Christian_Reich · July 18, 2016, 5:15am

Friends:

No problem adding those.

But are you really thinking of a generic yada yada yada field explaining something that won’t be machine readable, and in many cases human-readable either? Shouldn’t we try to model the various situations, even if we don’t get everything under control right away?

I am thinking:

Domain (as you describe above)
Sampling (random, biased)
Bias by (field, value) with some ability to do “between numbers” and “list”, “children of”

So, in th case of JMDB you’d get:

Person
Biased
Year of birth 18-65

In the case of a, say, Psoriasis survey it would bias it by a the concept_id for psoriasis and all it’s children.

Thinking out loud here. We should make that searchable. Let me know.

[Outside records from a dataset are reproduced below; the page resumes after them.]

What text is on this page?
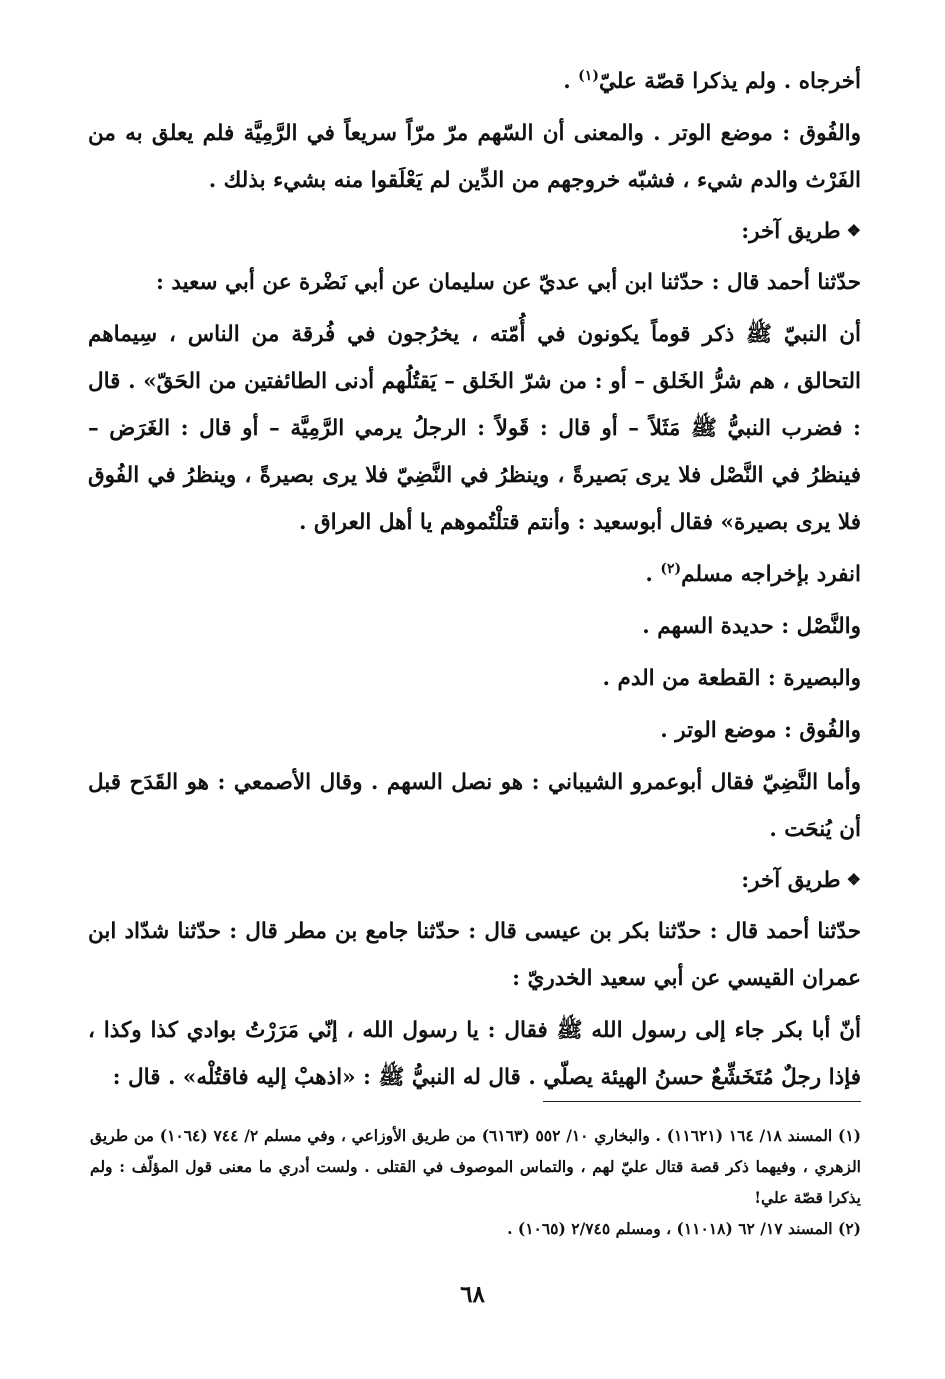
أخرجاه . ولم يذكرا قصّة عليّ$^{(١)}$ .

والفُوق : موضع الوتر . والمعنى أن السّهم مرّ مرّاً سريعاً في الرَّمِيَّة فلم يعلق به من الفَرْث والدم شيء ، فشبّه خروجهم من الدِّين لم يَعْلَقوا منه بشيء بذلك .

❖طريق آخر:

حدّثنا أحمد قال : حدّثنا ابن أبي عديّ عن سليمان عن أبي نَضْرة عن أبي سعيد :

أن النبيّ ﷺ ذكر قوماً يكونون في أُمّته ، يخرُجون في فُرقة من الناس ، سِيماهم التحالق ، هم شرُّ الخَلق – أو : من شرّ الخَلق – يَقتُلُهم أدنى الطائفتين من الحَقّ» . قال : فضرب النبيُّ ﷺ مَثَلاً – أو قال : قَولاً : الرجلُ يرمي الرَّمِيَّة – أو قال : الغَرَض – فينظرُ في النَّصْل فلا يرى بَصيرةً ، وينظرُ في النَّضِيّ فلا يرى بصيرةً ، وينظرُ في الفُوق فلا يرى بصيرة» فقال أبوسعيد : وأنتم قتلْتُموهم يا أهل العراق .

انفرد بإخراجه مسلم$^{(٢)}$ .

والنَّصْل : حديدة السهم .

والبصيرة : القطعة من الدم .

والفُوق : موضع الوتر .

وأما النَّضِيّ فقال أبوعمرو الشيباني : هو نصل السهم . وقال الأصمعي : هو القَدَح قبل أن يُنحَت .

❖طريق آخر:

حدّثنا أحمد قال : حدّثنا بكر بن عيسى قال : حدّثنا جامع بن مطر قال : حدّثنا شدّاد ابن عمران القيسي عن أبي سعيد الخدريّ :

أنّ أبا بكر جاء إلى رسول الله ﷺ فقال : يا رسول الله ، إنّي مَرَرْتُ بوادي كذا وكذا ، فإذا رجلٌ مُتَخَشِّعٌ حسنُ الهيئة يصلّي . قال له النبيُّ ﷺ : «اذهبْ إليه فاقتُلْه» . قال :

(١) المسند ١٨/ ١٦٤ (١١٦٢١) . والبخاري ١٠/ ٥٥٢ (٦١٦٣) من طريق الأوزاعي ، وفي مسلم ٢/ ٧٤٤ (١٠٦٤) من طريق الزهري ، وفيهما ذكر قصة قتال عليّ لهم ، والتماس الموصوف في القتلى . ولست أدري ما معنى قول المؤلّف : ولم يذكرا قصّة علي!

(٢) المسند ١٧/ ٦٢ (١١٠١٨) ، ومسلم ٢/٧٤٥ (١٠٦٥) .

٦٨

bailey · July 18, 2016, 3:46pm

Just to add another bit of prior art to the topic of overall metadata capture, here’s PCORnet’s current attempt to describe what they think are the key metadata elements for fact tables:

CREATE TABLE harvest (
	admit_date_mgmt VARCHAR(2), 
	birth_date_mgmt VARCHAR(2), 
	cdm_version NUMERIC(10, 2), 
	datamart_claims VARCHAR(2), 
	datamart_ehr VARCHAR(2), 
	datamart_name VARCHAR(20), 
	datamart_platform VARCHAR(2), 
	datamartid VARCHAR(10) NOT NULL, 
	discharge_date_mgmt VARCHAR(2), 
	dispense_date_mgmt VARCHAR(2), 
	enr_end_date_mgmt VARCHAR(2), 
	enr_start_date_mgmt VARCHAR(2), 
	lab_order_date_mgmt VARCHAR(2), 
	measure_date_mgmt VARCHAR(2), 
	network_name VARCHAR(20), 
	networkid VARCHAR(10) NOT NULL, 
	onset_date_mgmt VARCHAR(2), 
	pro_date_mgmt VARCHAR(2), 
	px_date_mgmt VARCHAR(2), 
	refresh_condition_date DATE, 
	refresh_death_cause_date DATE, 
	refresh_death_date DATE, 
	refresh_demographic_date DATE, 
	refresh_diagnosis_date DATE, 
	refresh_dispensing_date DATE, 
	refresh_encounter_date DATE, 
	refresh_enrollment_date DATE, 
	refresh_lab_result_cm_date DATE, 
	refresh_pcornet_trial_date DATE, 
	refresh_prescribing_date DATE, 
	refresh_pro_cm_date DATE, 
	refresh_procedures_date DATE, 
	refresh_vital_date DATE, 
	report_date_mgmt VARCHAR(2), 
	resolve_date_mgmt VARCHAR(2), 
	result_date_mgmt VARCHAR(2), 
	rx_end_date_mgmt VARCHAR(2), 
	rx_order_date_mgmt VARCHAR(2), 
	rx_start_date_mgmt VARCHAR(2), 
	specimen_date_mgmt VARCHAR(2), 
	CONSTRAINT xpk_harvest PRIMARY KEY (networkid, datamartid)
);

(The _date_mgmt columns capture info about date shifting.)

I’m not particularly a fan of the wide table – this seems like the right case for a return to the EAV structure that was initially part of the cdm_source proposal – but thought the additional use case might be helpful.